Gold is frequently the most intricate layer due to its design being dependent on the breadth of your architecture. In the most basic setup, your Lakehouses are solely in line with the source-system side. In this case, data in the Gold layer represents “data product” data, making it general and user-friendly, suitable for wide distribution to numerous other domains. Following this distribution, it’s expected for the data to be housed in another platform, possibly another Lakehouse.
If this happens, it’s anticipated that the Gold in these platforms would comply with the exact needs of analytic consumers. Consequently, the data is modeled, having a shape and structure tailored specifically for the use case in progress. This method could foster principles where you only allow domains to function on internal data that isn’t directly distributed to other domains. Therefore, some tables may be flexible, adjustable at any given time, while other tables with a formal status are consumed by other entities. A reflection of such a design is seen in the image above.
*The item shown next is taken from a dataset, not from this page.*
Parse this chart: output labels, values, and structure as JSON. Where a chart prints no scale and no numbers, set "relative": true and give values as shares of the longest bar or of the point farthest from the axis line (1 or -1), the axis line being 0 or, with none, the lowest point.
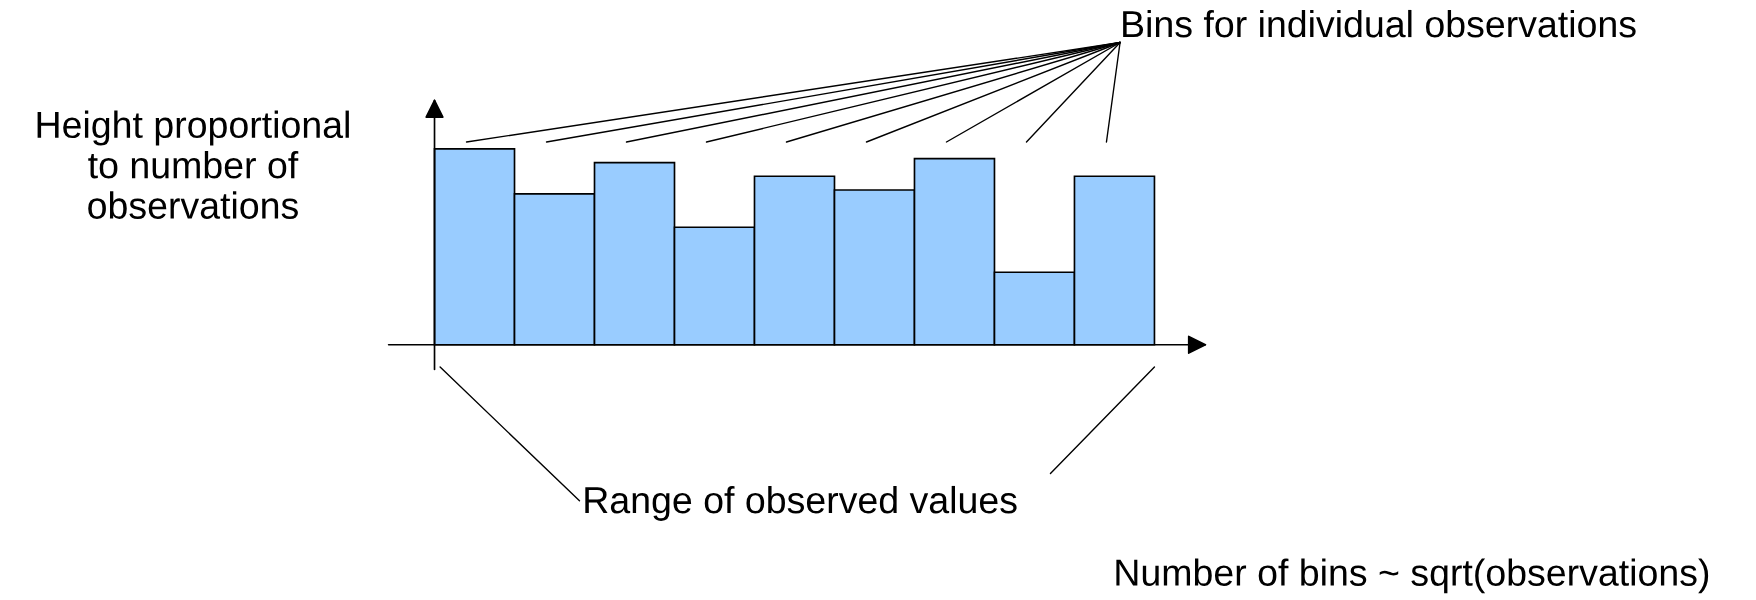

If the scope of your Lakehouse is broad and encompasses both the provider and consumer ends, anticipate additional layers. These extra layers are often referred to as workspace or presentation layers. In this configuration, the data in Gold is more universal, being integrated and ready for various use cases. These workspace or presentation layers then contain subsets of data. This model is much like the typical data modeling within data warehousing. In essence, Gold serves as a universal integration layer from which data marts or subsets can be filled.
Certain organizations utilize these workspace or presentation layers to disseminate data to other platforms or teams. They do this by selecting and/or pre-filtering data for specific scenarios. Some other organizations implement tokenization, which involves substituting sensitive data with randomized strings. Others employ extra services for data anonymization. This data can be seen as behaving similarly to “data product” data.
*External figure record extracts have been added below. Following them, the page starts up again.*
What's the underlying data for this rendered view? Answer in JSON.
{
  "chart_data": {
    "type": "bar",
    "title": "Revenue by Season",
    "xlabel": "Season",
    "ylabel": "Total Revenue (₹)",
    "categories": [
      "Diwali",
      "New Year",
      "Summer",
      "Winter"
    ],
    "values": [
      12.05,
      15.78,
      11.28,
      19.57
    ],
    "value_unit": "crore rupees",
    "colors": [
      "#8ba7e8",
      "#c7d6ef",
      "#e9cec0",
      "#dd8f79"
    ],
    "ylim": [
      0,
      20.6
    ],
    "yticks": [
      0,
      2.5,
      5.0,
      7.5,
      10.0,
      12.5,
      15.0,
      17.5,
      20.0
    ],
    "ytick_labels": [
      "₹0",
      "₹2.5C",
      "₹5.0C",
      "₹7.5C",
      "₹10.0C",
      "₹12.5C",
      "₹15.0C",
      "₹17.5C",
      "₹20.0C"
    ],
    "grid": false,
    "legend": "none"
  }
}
The gold layer may stand out among other layers due to its adherence to enterprise-wide standards. While enterprise data modeling can be seen as complex and time-consuming, many organizations still utilize it to ensure data reusability and standardization. In the Lakehouse approach, the enterprise data model provides an abstract framework for organizing data within teams’ lakehouses. The enterprise model typically only outlines certain data and requires teams to follow specific reference values or include master identifiers when sharing datasets with other teams. An alternative approach to setting enterprise-wide standards is gathering data, harmonizing, and distributing data in another Lakehouse architecture. From there, data can be consumed downstream by other domains. This approach similar to master data management. Alternatively, you could mandate teams to take responsibility for specific harmonized entities. Other teams, then, must conform by always using these entities. In most of the above cases, standardization and harmonization occur in the Gold layer.
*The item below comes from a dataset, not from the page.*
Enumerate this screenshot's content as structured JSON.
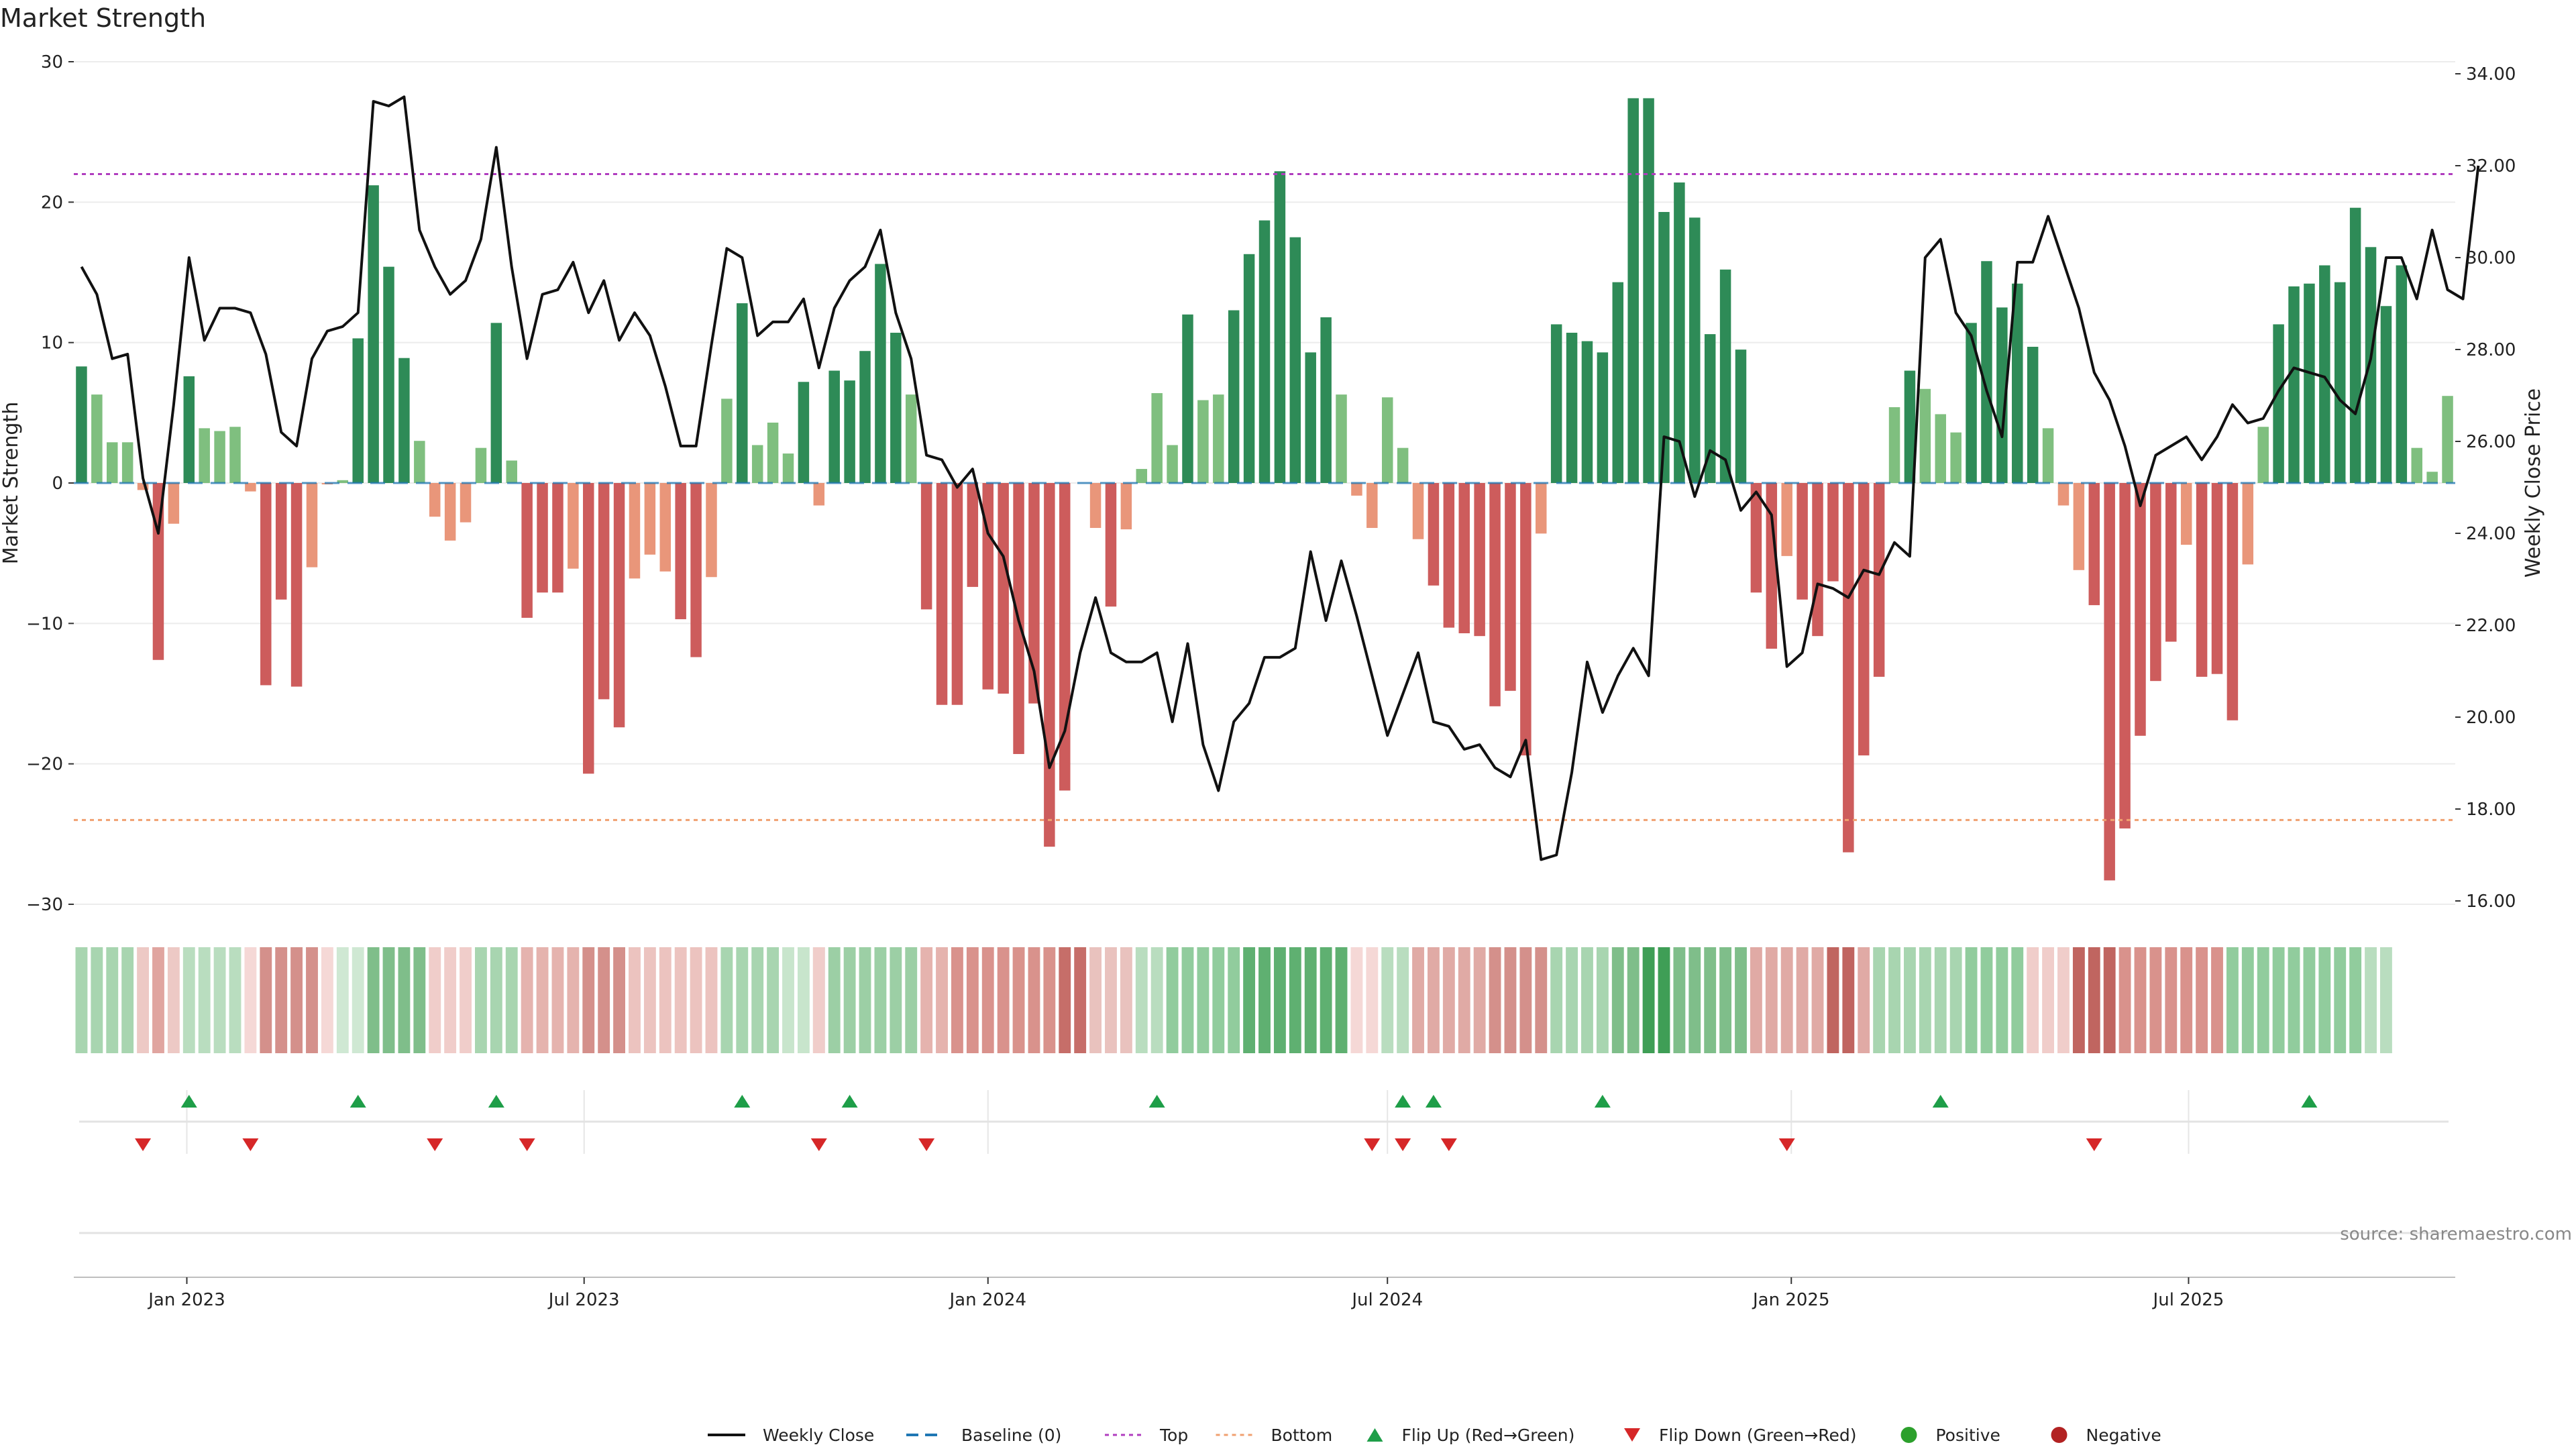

On technology architecture and especially for Gold: it’s essential to note that the selection of a database or service is a complex process that involves considering numerous aspects and compromises. Beyond data structure, you’ll need to assess your requirements in terms of consistency, availability, caching, timeliness, and indexing for enhanced performance. There are a variety of methods for storing and retrieving data, such as small or large chunks, sorted chunks, etc. Contrary to what some enthusiasts may suggest, no single service can perfectly cater to all aspects simultaneously. A typical Lakehouse architecture therefore usually comprises a blend of diverse technology services such as a serverless SQL service for ad-hoc queries, a columnar store for fast reporting, a relational database for more complicated queries, a timeseries store for IoT and stream analysis, among others.
I hope you found this a helpful article. And to all of you building a next generation data platform: enjoy the trip!